Selten wurde in den letzten Jahren so nachdrücklich bewiesen, welch wichtige Funktion der öffentliche Raum für die gesellschaftspolitische Auseinandersetzung erfüllt wie in den letzten Wochen und Monaten in den arabischen Ländern. Wer hatte bisher schon eine Ahnung davon, wie zentrale Plätze in Manama/Bahrain oder Kairo heißen? Mittlerweile ist der Tahrir-Platz, der bereits vor dem Umsturz „Platz der Befreiung“ hieß, in aller Munde. Fast täglich sehen wir Bilder von Demonstrationen auf den Straßen von Sanaa, Bengasi und immer öfter auch aus Städten in Syrien, Algerien, Saudi-Arabien und weiteren Staaten. Es zeigt sich auch, dass facebook, twitter, youtube und Co. den öffentlichen Raum nicht ersetzen, sondern ihn vielmehr zu ergänzen vermögen. Die Online-Kommunikationsmittel eignen sich gut, um Informationen zu verbreiten, Treffen zu koordinieren und über Ereignisse zu berichten. Ohne mächtige Demonstrationen und Kundgebungen auf Straßen und Plätzen, die der landeseigenen und der Weltbevölkerung die Berechtigung und Dringlichkeit der Forderungen vor Augen halten, hätte es in Tunesien und Ägypten jedoch sicherlich weder Rücktritt noch Umsturz gegeben. Bleibt zu hoffen, dass noch weitere Despoten den Flieger besteigen müssen und es in der Folge möglich wird, langfristig freie Gesellschaften zu etablieren, die den Menschen die Chance bieten, ihr Leben nach individuellen Vorstellungen zu gestalten. Nachdenklich sollten die Bilder der letzten Wochen auch die Zivilgesellschaften in den westlichen Ländern stimmen: Es wäre sicher nicht von Schaden, die beeindruckenden Revolten in der arabischen Welt zum Anlass zu nehmen, sich Gedanken über die Grundlagen, Einschränkungen und Fehl­entwicklungen der eigenen Gesellschaften zu machen.

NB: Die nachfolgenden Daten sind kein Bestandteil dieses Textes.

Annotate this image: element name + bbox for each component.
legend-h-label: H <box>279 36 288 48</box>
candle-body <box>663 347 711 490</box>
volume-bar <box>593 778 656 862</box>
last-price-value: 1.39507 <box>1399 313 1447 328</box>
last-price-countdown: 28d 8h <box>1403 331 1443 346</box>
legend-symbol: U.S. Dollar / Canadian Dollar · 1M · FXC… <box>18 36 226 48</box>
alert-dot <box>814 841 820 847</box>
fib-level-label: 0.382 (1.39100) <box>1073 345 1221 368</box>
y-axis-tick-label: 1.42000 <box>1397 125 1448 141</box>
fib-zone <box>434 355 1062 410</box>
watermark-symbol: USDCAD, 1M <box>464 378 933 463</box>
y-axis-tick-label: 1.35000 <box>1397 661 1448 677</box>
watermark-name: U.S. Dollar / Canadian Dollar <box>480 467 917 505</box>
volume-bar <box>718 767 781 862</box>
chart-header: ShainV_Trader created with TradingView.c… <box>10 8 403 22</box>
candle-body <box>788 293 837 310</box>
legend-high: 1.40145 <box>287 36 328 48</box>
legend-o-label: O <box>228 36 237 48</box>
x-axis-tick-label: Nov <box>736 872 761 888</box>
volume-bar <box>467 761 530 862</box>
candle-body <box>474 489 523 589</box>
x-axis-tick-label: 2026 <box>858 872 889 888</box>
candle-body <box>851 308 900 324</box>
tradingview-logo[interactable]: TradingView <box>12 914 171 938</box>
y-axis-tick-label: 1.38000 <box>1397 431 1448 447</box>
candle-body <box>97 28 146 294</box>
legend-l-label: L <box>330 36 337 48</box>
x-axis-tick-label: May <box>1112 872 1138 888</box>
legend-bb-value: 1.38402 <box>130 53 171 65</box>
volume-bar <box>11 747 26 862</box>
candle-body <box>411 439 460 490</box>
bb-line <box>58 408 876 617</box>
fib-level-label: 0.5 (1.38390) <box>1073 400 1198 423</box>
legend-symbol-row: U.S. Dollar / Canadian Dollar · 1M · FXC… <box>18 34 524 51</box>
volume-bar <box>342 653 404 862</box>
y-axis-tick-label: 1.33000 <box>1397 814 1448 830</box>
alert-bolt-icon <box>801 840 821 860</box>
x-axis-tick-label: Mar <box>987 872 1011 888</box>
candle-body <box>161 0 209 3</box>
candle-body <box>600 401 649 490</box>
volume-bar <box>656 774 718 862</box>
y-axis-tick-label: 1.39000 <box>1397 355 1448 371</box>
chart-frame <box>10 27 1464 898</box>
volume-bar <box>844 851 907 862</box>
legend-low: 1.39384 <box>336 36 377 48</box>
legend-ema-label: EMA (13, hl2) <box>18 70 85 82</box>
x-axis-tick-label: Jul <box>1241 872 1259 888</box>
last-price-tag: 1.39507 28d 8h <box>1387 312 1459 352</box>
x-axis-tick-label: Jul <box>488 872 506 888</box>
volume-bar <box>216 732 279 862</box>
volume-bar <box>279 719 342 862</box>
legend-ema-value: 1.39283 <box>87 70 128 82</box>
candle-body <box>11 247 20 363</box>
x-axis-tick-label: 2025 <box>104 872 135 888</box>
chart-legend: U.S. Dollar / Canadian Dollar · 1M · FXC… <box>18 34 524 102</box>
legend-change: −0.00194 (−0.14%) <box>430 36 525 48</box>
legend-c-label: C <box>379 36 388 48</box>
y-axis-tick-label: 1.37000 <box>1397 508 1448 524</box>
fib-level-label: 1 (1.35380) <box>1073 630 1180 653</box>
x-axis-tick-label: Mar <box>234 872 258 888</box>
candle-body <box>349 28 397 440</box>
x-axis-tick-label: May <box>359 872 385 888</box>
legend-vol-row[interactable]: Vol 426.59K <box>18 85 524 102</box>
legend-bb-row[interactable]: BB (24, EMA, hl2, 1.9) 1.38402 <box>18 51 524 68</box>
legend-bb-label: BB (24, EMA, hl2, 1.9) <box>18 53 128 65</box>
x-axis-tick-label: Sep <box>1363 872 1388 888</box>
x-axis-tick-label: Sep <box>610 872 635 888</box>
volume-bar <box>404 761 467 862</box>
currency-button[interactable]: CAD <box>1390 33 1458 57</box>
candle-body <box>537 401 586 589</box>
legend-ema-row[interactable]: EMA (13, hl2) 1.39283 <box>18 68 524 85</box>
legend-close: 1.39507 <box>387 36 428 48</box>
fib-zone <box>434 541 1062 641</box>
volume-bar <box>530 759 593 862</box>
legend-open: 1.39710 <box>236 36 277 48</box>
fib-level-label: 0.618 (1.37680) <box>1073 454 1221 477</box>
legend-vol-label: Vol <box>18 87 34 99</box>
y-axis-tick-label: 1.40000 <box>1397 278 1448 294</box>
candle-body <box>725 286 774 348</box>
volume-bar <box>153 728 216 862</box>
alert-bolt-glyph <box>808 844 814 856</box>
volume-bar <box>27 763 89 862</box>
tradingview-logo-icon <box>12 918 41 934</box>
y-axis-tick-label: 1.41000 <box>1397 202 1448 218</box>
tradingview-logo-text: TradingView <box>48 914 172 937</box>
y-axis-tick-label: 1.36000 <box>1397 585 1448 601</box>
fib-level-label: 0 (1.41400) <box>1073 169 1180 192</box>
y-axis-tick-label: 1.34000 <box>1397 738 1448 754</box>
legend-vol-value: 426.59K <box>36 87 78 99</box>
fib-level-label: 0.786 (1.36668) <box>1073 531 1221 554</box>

Die vorliegende Ausgabe, dérive 43, beginnt mit einem Artikel über Murals in Belfast des Grazer Historikers und Fotokünstlers Mario Liftenegger und setzt damit das Thema Kommunikation auf Hausmauern fort, das Peter Wendl in der letzten Ausgabe von dérive mit The Mythological City begonnen hat. Besonders interessant zeigen sich die Veränderungen, welche Murals im Laufe der Jahrzehnte parallel zu den politischen Verhältnissen erfahren haben. Lifteneggers Text beinhaltet daher auch einen Rückblick auf die jüngste Geschichte Nordirlands und ihre politischen Kämpfe.

Roland Tusch zeichnet in seiner Analyse der Städtebaulichen Strukturen in Warschau ein Bild der polnischen Hauptstadt am Beginn des 21. Jahrhunderts und schildert die vielen unterschiedlichen Stile und Epochen zwischen sozialistischem Realismus und Investorenstädtebau, Nachkriegs- und Antimoderne, Tabula Rasa und Rekonstruktion, die Warschau in den letzten Jahrzehnten geprägt haben. Thomas Lenz betitelt seinen Beitrag mit dem Karl Kraus-Zitat „Walhalla ist ein Warenhaus“ und widmet sich den Debatten, die mit der Eröffnung der ersten Warenhäuser in deutschen Großstädten zwischen Kleinhandels-Proletariern und Warenhauskapitalisten geführt wurden und schließlich zur Erfindung des Mittelstands führten. Ausgangspunkt für diese Auseinandersetzung sind die Unterschiede in der Entwicklung und der Ausprägung der Moderne zwischen den angloamerikanischen Ländern und Deutschland.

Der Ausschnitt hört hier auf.